What the G7 leaders should have said at their summit meeting

15 June 2021

In his article for The Conversation, Myles Allen argues that the recent G7 summit in Cornwall ended with little cause for celebration from anyone worried about climate change. Most of the pledges were simply restating promises already made. 

 

And, again, the world’s richest democracies failed to mention (let alone agree) to new funding to help poorer parts of the world invest in green technology and adapt to extreme weather. The G7 countries are among those who have most contributed to climate change historically. But there is no way of accurately measuring who has actually contributed most. 

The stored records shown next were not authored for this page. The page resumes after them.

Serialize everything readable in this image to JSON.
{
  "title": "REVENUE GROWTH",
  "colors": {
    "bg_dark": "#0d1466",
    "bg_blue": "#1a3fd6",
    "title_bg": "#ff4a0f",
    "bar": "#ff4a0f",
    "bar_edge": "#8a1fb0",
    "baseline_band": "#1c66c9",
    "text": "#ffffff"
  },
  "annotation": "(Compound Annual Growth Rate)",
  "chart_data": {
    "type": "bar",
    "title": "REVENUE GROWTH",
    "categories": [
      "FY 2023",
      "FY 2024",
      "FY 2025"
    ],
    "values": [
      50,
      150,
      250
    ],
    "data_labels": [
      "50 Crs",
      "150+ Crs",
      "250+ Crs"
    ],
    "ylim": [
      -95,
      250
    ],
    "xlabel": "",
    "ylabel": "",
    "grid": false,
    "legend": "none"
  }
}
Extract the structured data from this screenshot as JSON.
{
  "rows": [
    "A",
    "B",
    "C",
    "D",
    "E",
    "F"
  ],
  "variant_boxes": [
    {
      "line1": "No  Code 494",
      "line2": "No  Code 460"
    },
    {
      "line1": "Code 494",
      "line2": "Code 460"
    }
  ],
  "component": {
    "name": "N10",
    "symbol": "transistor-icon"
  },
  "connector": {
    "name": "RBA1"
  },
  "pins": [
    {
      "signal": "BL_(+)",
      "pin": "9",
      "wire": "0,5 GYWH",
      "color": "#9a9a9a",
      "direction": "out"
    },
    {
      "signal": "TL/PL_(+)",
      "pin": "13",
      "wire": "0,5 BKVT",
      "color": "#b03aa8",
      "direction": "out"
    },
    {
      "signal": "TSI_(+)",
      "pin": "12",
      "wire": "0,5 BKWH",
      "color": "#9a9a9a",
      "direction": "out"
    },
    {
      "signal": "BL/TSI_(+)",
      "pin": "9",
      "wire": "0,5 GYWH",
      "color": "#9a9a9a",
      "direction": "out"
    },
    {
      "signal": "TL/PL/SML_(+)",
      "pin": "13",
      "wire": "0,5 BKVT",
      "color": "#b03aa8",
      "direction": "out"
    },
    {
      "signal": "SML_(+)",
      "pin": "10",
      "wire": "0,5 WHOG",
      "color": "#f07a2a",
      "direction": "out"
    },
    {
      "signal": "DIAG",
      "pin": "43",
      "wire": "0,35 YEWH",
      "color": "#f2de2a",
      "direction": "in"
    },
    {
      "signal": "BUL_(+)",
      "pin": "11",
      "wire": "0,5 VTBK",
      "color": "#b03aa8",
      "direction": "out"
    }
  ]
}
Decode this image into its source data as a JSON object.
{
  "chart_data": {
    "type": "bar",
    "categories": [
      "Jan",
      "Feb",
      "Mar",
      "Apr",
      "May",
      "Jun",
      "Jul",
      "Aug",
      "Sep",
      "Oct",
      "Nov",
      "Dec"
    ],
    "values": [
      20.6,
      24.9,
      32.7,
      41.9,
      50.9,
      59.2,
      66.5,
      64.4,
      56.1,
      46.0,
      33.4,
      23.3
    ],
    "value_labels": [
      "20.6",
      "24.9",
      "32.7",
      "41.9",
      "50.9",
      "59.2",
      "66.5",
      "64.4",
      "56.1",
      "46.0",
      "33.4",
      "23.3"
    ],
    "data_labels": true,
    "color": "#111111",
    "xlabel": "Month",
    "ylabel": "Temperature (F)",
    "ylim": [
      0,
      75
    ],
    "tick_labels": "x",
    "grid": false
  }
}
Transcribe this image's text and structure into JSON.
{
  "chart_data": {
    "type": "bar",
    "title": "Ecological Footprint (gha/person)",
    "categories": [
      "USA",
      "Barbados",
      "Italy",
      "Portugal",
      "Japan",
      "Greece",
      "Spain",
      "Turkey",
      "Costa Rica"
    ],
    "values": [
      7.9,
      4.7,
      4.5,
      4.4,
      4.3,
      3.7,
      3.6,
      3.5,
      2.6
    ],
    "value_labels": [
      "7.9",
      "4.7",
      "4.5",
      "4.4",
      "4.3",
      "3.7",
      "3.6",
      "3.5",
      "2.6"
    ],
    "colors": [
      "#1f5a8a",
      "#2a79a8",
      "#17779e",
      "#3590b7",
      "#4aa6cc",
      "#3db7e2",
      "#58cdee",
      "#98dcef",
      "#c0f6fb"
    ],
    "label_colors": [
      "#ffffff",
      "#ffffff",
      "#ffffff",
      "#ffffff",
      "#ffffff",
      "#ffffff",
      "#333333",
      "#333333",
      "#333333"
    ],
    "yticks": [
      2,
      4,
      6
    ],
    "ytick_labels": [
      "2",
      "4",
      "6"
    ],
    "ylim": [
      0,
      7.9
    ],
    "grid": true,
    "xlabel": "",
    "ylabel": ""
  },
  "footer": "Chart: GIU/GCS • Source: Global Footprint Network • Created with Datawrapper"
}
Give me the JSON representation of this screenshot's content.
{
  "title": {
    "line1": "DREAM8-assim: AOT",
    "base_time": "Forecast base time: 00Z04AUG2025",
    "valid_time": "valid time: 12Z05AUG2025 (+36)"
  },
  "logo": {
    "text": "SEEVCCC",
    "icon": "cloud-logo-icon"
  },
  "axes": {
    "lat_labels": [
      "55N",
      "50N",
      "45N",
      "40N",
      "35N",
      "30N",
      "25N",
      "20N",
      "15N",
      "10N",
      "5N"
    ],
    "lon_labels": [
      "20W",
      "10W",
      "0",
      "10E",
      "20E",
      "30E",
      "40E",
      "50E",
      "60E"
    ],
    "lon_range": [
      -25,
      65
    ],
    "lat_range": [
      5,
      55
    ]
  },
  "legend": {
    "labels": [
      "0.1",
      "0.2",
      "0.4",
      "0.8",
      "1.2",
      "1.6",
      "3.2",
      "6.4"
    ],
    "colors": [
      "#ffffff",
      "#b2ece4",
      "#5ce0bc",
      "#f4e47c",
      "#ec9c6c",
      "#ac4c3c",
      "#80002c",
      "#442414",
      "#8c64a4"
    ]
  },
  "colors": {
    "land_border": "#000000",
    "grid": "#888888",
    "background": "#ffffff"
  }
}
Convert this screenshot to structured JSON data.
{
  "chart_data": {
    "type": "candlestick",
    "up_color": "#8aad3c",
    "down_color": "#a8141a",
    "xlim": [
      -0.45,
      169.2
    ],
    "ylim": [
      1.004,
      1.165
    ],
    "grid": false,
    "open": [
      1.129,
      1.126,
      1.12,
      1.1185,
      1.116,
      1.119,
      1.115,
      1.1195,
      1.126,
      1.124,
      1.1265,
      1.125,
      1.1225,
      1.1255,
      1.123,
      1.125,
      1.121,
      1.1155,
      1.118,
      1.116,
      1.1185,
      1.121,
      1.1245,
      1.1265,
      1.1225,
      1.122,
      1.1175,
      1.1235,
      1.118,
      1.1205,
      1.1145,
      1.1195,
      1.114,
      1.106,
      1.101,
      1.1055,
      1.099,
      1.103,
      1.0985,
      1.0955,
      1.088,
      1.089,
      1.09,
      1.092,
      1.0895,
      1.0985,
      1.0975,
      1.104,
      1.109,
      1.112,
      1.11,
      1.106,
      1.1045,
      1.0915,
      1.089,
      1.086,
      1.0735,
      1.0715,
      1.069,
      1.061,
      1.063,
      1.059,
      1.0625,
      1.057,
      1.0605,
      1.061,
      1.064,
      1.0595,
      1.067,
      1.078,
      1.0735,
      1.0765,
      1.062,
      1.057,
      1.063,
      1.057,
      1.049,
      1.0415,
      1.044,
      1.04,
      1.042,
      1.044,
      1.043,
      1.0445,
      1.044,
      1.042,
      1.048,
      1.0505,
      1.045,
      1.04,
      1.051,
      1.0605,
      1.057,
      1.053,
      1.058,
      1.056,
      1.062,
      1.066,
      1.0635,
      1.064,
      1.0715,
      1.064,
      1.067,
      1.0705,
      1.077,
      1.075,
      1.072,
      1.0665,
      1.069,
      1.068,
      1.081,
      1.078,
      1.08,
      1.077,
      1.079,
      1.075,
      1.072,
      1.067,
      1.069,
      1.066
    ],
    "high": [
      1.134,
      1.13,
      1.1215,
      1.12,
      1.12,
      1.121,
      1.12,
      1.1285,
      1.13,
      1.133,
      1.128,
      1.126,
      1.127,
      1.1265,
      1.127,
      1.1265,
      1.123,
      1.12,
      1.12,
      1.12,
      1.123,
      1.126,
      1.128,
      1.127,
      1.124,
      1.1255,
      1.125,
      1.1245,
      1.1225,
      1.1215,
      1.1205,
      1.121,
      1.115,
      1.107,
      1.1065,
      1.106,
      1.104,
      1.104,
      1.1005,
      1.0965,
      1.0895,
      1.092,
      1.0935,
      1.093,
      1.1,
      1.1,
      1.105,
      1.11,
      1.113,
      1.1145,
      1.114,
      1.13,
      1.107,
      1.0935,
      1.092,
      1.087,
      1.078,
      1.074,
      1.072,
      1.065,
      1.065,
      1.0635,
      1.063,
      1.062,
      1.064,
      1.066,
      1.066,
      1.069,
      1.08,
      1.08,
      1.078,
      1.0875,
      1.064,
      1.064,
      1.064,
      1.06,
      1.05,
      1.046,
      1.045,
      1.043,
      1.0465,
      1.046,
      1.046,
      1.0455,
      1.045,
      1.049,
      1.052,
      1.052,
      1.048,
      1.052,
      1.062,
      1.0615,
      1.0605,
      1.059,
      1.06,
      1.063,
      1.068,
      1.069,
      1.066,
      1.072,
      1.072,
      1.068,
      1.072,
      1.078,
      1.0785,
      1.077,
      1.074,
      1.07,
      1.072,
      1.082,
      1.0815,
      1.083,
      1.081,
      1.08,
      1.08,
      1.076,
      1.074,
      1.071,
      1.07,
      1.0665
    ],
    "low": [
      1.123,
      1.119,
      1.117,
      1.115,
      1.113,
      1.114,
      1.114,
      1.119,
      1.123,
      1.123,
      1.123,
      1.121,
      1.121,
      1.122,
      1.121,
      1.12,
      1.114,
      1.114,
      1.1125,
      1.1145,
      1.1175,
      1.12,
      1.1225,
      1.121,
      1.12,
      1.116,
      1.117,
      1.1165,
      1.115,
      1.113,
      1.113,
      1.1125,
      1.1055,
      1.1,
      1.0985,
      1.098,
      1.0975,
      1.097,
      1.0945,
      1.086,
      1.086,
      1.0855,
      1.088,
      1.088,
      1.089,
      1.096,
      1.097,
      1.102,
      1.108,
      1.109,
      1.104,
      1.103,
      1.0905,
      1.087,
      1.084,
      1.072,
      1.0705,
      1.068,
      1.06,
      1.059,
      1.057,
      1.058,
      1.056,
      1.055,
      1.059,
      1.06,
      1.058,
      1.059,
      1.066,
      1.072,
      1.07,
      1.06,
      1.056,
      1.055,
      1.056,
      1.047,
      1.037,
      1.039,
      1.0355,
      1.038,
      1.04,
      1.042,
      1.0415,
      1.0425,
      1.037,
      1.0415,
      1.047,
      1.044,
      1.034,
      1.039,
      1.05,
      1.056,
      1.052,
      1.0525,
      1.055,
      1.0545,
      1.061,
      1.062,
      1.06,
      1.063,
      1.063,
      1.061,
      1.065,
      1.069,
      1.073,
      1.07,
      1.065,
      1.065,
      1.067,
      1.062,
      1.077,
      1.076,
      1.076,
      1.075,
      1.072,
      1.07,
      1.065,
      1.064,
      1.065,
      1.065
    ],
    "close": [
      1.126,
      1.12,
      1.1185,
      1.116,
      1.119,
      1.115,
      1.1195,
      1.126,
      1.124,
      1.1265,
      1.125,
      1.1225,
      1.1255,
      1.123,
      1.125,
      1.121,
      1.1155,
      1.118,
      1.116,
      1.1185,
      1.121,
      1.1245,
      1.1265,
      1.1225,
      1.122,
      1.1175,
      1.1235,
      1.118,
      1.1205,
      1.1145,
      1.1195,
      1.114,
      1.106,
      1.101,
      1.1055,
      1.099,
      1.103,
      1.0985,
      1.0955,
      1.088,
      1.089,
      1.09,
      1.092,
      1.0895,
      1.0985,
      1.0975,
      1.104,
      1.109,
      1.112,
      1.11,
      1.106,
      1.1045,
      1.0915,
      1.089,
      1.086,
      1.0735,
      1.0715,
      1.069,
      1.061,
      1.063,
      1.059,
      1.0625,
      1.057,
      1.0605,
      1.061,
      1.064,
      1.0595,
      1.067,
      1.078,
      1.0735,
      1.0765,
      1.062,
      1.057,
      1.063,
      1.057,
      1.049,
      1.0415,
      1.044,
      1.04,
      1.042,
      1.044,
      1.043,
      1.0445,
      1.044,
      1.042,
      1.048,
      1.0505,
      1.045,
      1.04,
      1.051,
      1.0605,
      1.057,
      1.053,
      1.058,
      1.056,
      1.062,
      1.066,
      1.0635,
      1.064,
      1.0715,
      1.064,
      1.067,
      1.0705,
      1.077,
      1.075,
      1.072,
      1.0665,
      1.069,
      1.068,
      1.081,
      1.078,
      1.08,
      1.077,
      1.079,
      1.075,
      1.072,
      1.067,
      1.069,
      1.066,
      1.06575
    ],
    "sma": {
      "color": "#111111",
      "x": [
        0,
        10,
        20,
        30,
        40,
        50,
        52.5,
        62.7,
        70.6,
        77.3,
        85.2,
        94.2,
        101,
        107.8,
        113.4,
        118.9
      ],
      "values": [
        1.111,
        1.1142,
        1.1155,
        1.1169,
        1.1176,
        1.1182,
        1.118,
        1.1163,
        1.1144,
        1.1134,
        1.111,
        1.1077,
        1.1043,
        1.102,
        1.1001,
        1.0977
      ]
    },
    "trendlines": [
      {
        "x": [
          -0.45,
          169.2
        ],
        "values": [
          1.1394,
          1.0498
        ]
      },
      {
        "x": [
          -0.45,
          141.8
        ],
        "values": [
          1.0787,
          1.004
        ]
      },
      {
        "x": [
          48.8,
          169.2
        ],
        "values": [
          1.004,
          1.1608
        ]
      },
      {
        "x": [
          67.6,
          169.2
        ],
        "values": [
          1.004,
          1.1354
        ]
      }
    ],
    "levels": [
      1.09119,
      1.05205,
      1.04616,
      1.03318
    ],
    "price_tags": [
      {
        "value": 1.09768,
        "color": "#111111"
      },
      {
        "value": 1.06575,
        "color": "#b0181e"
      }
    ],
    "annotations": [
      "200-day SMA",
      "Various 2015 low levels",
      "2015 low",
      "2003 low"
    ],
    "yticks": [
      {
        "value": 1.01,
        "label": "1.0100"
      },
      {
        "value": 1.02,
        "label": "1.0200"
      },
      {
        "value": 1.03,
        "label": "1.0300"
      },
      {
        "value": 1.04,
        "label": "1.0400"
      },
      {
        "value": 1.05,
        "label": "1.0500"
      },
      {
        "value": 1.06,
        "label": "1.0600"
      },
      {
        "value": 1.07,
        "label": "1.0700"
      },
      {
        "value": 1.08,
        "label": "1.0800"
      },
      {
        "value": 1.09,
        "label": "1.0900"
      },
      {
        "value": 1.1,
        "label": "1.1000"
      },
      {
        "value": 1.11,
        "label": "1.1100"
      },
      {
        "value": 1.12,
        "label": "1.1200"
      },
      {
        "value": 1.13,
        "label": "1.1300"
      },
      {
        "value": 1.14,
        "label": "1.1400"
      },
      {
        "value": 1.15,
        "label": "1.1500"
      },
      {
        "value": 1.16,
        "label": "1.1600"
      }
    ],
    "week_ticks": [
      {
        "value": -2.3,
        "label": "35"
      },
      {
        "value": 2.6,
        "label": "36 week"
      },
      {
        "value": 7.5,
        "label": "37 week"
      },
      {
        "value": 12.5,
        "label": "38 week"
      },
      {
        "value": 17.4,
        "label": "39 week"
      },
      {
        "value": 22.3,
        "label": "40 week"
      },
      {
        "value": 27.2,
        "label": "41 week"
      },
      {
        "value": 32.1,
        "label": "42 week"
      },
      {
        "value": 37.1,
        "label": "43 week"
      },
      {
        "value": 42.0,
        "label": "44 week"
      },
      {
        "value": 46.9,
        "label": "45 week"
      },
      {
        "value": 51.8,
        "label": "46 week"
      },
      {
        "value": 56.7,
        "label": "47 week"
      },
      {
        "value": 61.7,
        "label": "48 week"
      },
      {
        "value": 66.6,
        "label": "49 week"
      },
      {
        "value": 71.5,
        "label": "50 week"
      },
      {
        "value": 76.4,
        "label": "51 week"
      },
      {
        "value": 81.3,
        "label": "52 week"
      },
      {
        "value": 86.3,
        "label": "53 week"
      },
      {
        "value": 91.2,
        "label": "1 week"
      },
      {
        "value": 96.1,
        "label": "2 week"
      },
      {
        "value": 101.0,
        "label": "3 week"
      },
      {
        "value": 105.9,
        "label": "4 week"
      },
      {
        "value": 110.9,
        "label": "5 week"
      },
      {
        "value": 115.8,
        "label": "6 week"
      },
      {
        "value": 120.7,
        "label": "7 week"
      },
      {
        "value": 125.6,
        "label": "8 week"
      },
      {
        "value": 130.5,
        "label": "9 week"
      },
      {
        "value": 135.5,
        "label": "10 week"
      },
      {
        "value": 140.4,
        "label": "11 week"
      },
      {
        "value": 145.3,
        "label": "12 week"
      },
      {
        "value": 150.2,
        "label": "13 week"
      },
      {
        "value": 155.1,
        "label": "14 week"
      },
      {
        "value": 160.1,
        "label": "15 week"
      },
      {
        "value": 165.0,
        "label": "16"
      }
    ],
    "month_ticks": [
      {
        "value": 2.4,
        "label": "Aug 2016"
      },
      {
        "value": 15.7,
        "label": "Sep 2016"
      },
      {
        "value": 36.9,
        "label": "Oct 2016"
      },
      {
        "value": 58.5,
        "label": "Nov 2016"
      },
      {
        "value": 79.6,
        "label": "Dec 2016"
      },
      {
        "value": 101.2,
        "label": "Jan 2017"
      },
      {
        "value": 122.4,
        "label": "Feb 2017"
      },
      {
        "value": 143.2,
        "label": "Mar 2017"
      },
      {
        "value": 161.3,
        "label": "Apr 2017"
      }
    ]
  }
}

Allen explains that this is largely due to the effects of climate change depending on how much we warm the planet overall, while the United Nations Framework Convention on Climate Change (UNFCCC) only requires countries to report their contributions to emissions. This method to report emissions reflects their effect on the balance between the energy the Earth absorbs from the Sun and the energy it emits back into space over the 100 years after the date of the emission. While this matters less for carbon dioxide and nitrous oxide, other pollutants, such as methane, it matters a lot.

 

Allen writes, "Any country contemplating setting up a fracking industry (notorious for leaking methane) can be quietly confident that it will be 100 years before the warming effect of their fugitive methane emissions will be accurately reflected in their reports to the UNFCCC."

The information we need to make accurate calculations does exist and would reveal that we don't just need to stop global warming as soon as possible, we need to use methods such as carbon capture to try and reverse it.